Prior to joining Stewart's band, Jacoby toured with Michael Crawford and "Phantom of the Opera," played in John Tesh's orchestra, and did freelance work in L.A., including a job in the orchestra at the 1992 MTV Music Awards, where she shared the stage with Elton John and Guns 'n' Roses.
Yet there was a long stretch in her 20s, while working a 9-to-5 corporate job at Disney, when she doubted she'd ever earn a living as a professional musician. When she received a phone call offering a spot on the Crawford tour, she knew she couldn't refuse.
"I was so full of fear in my 20s," she said. "It was a dark period — you listen to all these negative voices saying you can't do this or that. I was afraid of trying to be a musician.
"Then I received a phone call and they said, 'You've been highly recommended (to join Michael Crawford). Can you go this summer?' My heart leaped out of my chest. I thought, 'This is what I've been so excited about doing.' Fate was thrown in my lap."

Now, Jacoby relishes the life. She loves touring and staying in hotels. It's a gift she received from her childhood.
In the early '70s, J'Anna (pronounced "Jana") and her brother, Jayson, traveled from town to town with their parents, Adrienne and Bill, who were nightclub performers, primarily for Holiday Inn hotels.
At age 10, her family settled permanently in Redding and she became completely immersed in the world of traditional, old-time fiddling. She started playing violin at age 15 months and by 12, she'd won a national championship in her division at the prestigious fiddle festival in Weiser, Idaho.
Two years later, she became the first woman to win the Grand Masters Fiddling Championship in Nashville. She remains the second youngest person to ever win the title (the youngest being world-renowned fiddler Mark O'Connor by a couple of months).
"You win a contest and it just perpetuates," she said. "We moved to Redding and it's just a hotbed for fiddling. There are all these young kids in the scene and there have been a lot of great teachers over the last 20 years."

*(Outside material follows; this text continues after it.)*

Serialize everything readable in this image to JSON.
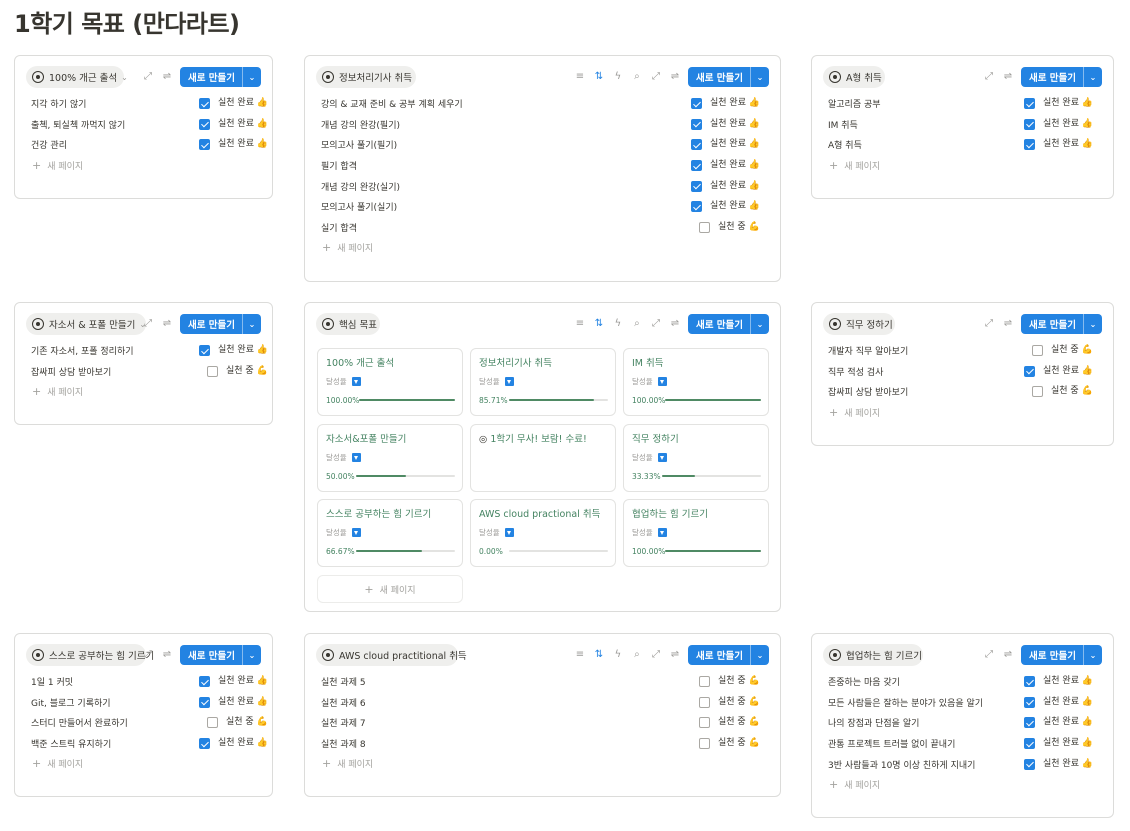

Age 14 continued to be significant for Jacoby. After winning the Grand Masters, she appeared on "Good Morning America," had articles written about her in People and US magazines, and performed with Tony Bennett for two weeks in Reno.
At Shasta High School, she played in the pit orchestra for the school's annual musical as a sophomore, then landed the lead role in "The King and I" the next year.

Jacoby completed her senior year at Michigan's Interlochen Arts Academy and then studied violin and viola as an 18-year-old exchange student at the Vienna (Austria) Music Conservatory.
She returned to Northern California and graduated in music at Chico State. She then moved to Los Angeles and studied with a number of mentors, including Glenn Dicterow, the concertmaster of the New York Philharmonic.
"One of the things I really admire about her is she's not afraid to take risks," said Jacoby's mother, Adrienne. "She doesn't settle for playing it safe.
"Now, one of the reasons I love going to watch her shows is I love to see her having such a good time. What more could a mom want than that?"